旦那様と契約結婚!?~イケメン御曹司に拾われました~
玲央さん?あ、そういえばもしもの時のためにと連絡先を交換していたっけ。
でもなんの用だろう?今は仕事中のはず……。
不思議に思いながら、通話ボタンをタップして電話に出る。
「はい、もしもし」
『あ……杏璃か?悪い、おつかい頼まれてくれないか』
「おつかい?」
って、なんの?
電話の向こうの彼にたずねながら、開けていた部屋の窓をそっと閉じる。
『俺の部屋の机に黒いUSBが置いてあると思うんだが、それをこっちまで持ってきてくれないか?』
「こっちって……ホテルですか?」
『あぁ。午後からの打ち合わせに使うデータなんだが、昨夜家で確認してて忘れた』
そういえば玲央さん、昨夜も夕食を食べたらすぐ部屋に向かっていたっけ。寝てるのかと思ったら仕事をしていたんだ。
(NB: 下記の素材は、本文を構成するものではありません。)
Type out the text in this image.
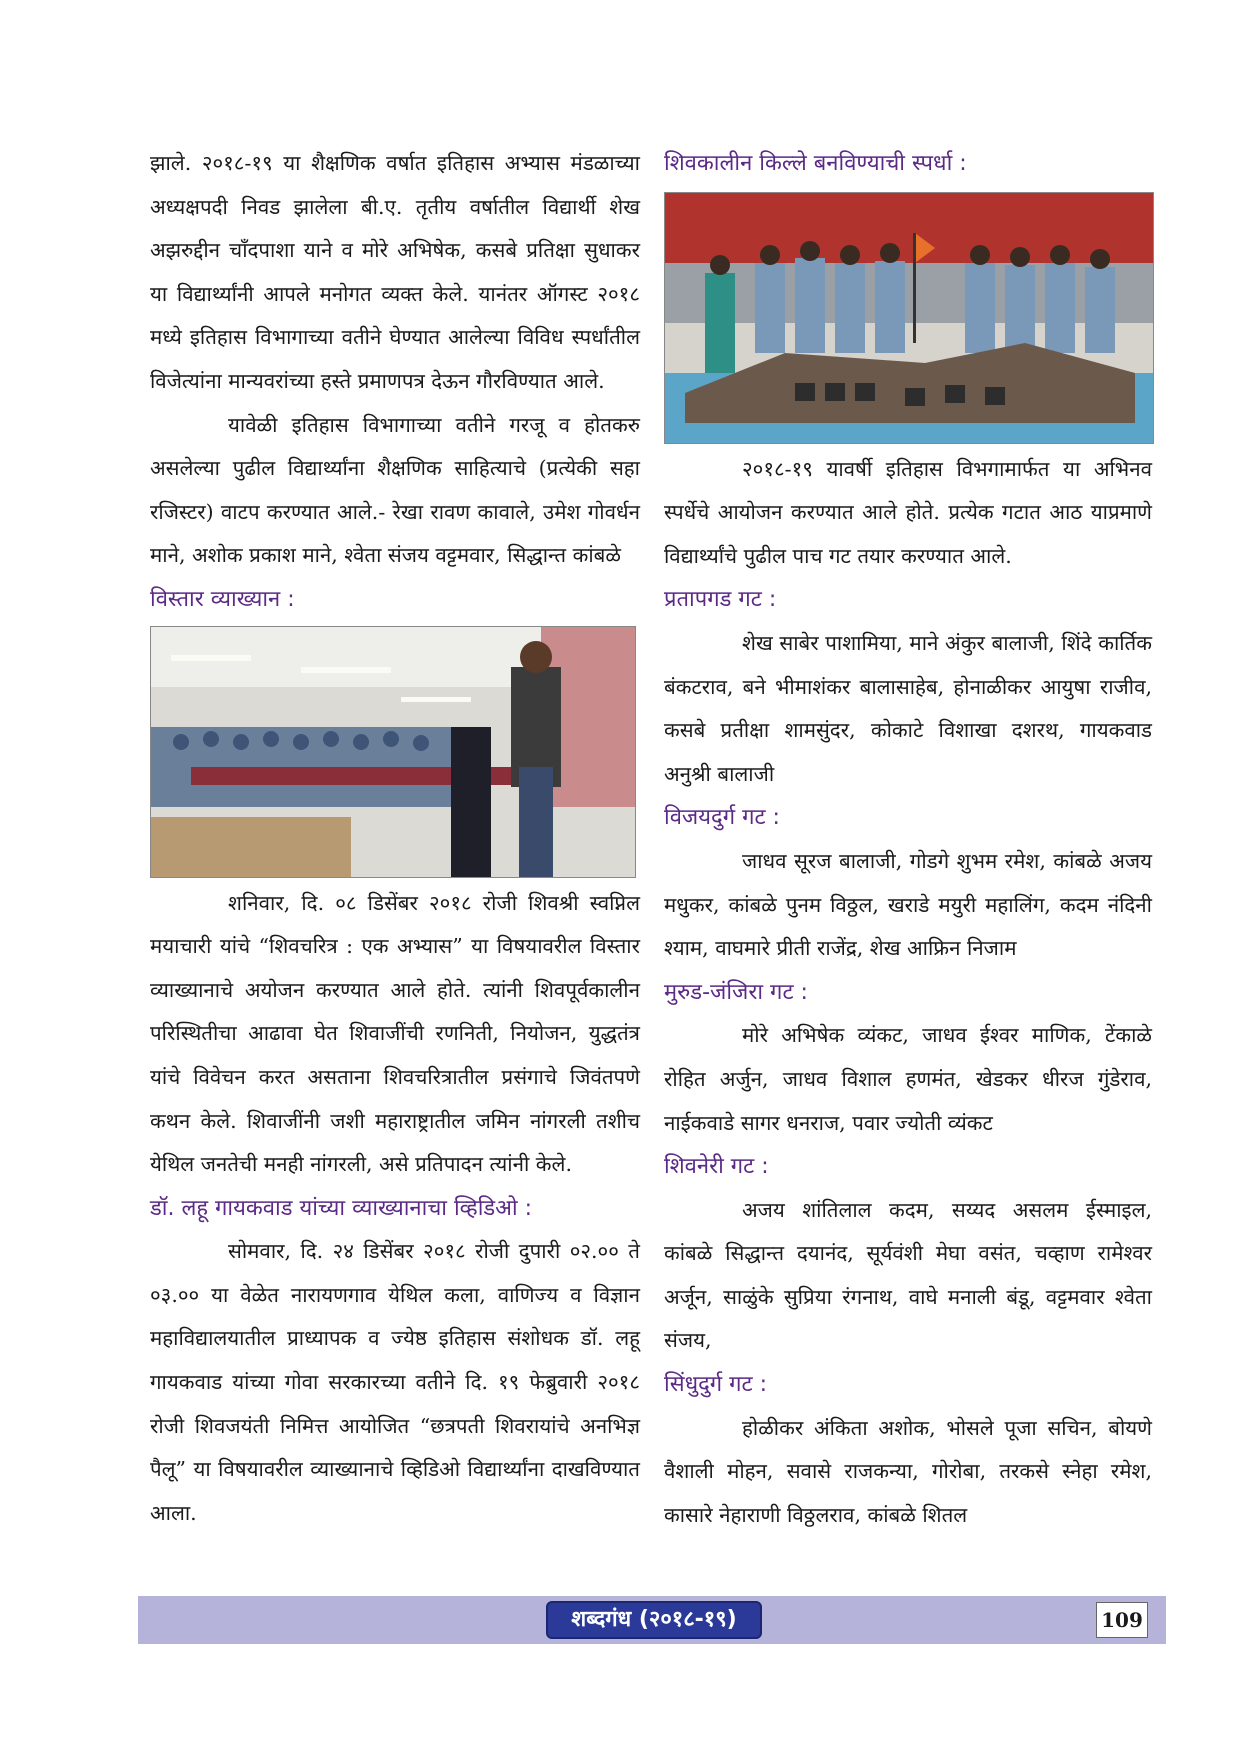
झाले. २०१८-१९ या शैक्षणिक वर्षात इतिहास अभ्यास मंडळाच्या अध्यक्षपदी निवड झालेला बी.ए. तृतीय वर्षातील विद्यार्थी शेख अझरुद्दीन चाँदपाशा याने व मोरे अभिषेक, कसबे प्रतिक्षा सुधाकर या विद्यार्थ्यांनी आपले मनोगत व्यक्त केले. यानंतर ऑगस्ट २०१८ मध्ये इतिहास विभागाच्या वतीने घेण्यात आलेल्या विविध स्पर्धांतील विजेत्यांना मान्यवरांच्या हस्ते प्रमाणपत्र देऊन गौरविण्यात आले.

यावेळी इतिहास विभागाच्या वतीने गरजू व होतकरु असलेल्या पुढील विद्यार्थ्यांना शैक्षणिक साहित्याचे (प्रत्येकी सहा रजिस्टर) वाटप करण्यात आले.- रेखा रावण कावाले, उमेश गोवर्धन माने, अशोक प्रकाश माने, श्वेता संजय वट्टमवार, सिद्धान्त कांबळे

विस्तार व्याख्यान :

शनिवार, दि. ०८ डिसेंबर २०१८ रोजी शिवश्री स्वप्निल मयाचारी यांचे “शिवचरित्र : एक अभ्यास” या विषयावरील विस्तार व्याख्यानाचे अयोजन करण्यात आले होते. त्यांनी शिवपूर्वकालीन परिस्थितीचा आढावा घेत शिवाजींची रणनिती, नियोजन, युद्धतंत्र यांचे विवेचन करत असताना शिवचरित्रातील प्रसंगाचे जिवंतपणे कथन केले. शिवाजींनी जशी महाराष्ट्रातील जमिन नांगरली तशीच येथिल जनतेची मनही नांगरली, असे प्रतिपादन त्यांनी केले.

डॉ. लहू गायकवाड यांच्या व्याख्यानाचा व्हिडिओ :

सोमवार, दि. २४ डिसेंबर २०१८ रोजी दुपारी ०२.०० ते ०३.०० या वेळेत नारायणगाव येथिल कला, वाणिज्य व विज्ञान महाविद्यालयातील प्राध्यापक व ज्येष्ठ इतिहास संशोधक डॉ. लहू गायकवाड यांच्या गोवा सरकारच्या वतीने दि. १९ फेब्रुवारी २०१८ रोजी शिवजयंती निमित्त आयोजित “छत्रपती शिवरायांचे अनभिज्ञ पैलू” या विषयावरील व्याख्यानाचे व्हिडिओ विद्यार्थ्यांना दाखविण्यात आला.

शिवकालीन किल्ले बनविण्याची स्पर्धा :

२०१८-१९ यावर्षी इतिहास विभगामार्फत या अभिनव स्पर्धेचे आयोजन करण्यात आले होते. प्रत्येक गटात आठ याप्रमाणे विद्यार्थ्यांचे पुढील पाच गट तयार करण्यात आले.

प्रतापगड गट :

शेख साबेर पाशामिया, माने अंकुर बालाजी, शिंदे कार्तिक बंकटराव, बने भीमाशंकर बालासाहेब, होनाळीकर आयुषा राजीव, कसबे प्रतीक्षा शामसुंदर, कोकाटे विशाखा दशरथ, गायकवाड अनुश्री बालाजी

विजयदुर्ग गट :

जाधव सूरज बालाजी, गोडगे शुभम रमेश, कांबळे अजय मधुकर, कांबळे पुनम विठ्ठल, खराडे मयुरी महालिंग, कदम नंदिनी श्याम, वाघमारे प्रीती राजेंद्र, शेख आफ्रिन निजाम

मुरुड-जंजिरा गट :

मोरे अभिषेक व्यंकट, जाधव ईश्वर माणिक, टेंकाळे रोहित अर्जुन, जाधव विशाल हणमंत, खेडकर धीरज गुंडेराव, नाईकवाडे सागर धनराज, पवार ज्योती व्यंकट

शिवनेरी गट :

अजय शांतिलाल कदम, सय्यद असलम ईस्माइल, कांबळे सिद्धान्त दयानंद, सूर्यवंशी मेघा वसंत, चव्हाण रामेश्वर अर्जून, साळुंके सुप्रिया रंगनाथ, वाघे मनाली बंडू, वट्टमवार श्वेता संजय,

सिंधुदुर्ग गट :

होळीकर अंकिता अशोक, भोसले पूजा सचिन, बोयणे वैशाली मोहन, सवासे राजकन्या, गोरोबा, तरकसे स्नेहा रमेश, कासारे नेहाराणी विठ्ठलराव, कांबळे शितल

शब्दगंध (२०१८-१९)	109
そう納得しつつ自分の腕時計を見れば、時刻はすでに13時だ。
「午後からって……すでに午後ですけど」
『だから急いでるんだ。急いで持ってこい。大至急』
「えっ!?大至急って……」
それ以上話す時間も惜しいとでも言うかのように、玲央さんはブツッと電話を切った。
なっ……!なんて一方的な電話なの!
それほど慌ただしいのだろう。でも、こっちにだってまだやることがあるのに……。
「っ……もう!」
けど困っているようなら仕方ない、急いで向かうか。
私は掃除を中断させると、掃除をするのに身に着けていたエプロンを外す。
そして玲央さんの部屋に行き、確かに机の上に置かれていた黒いUSBメモリを手にして、急ぎ足で家を出た。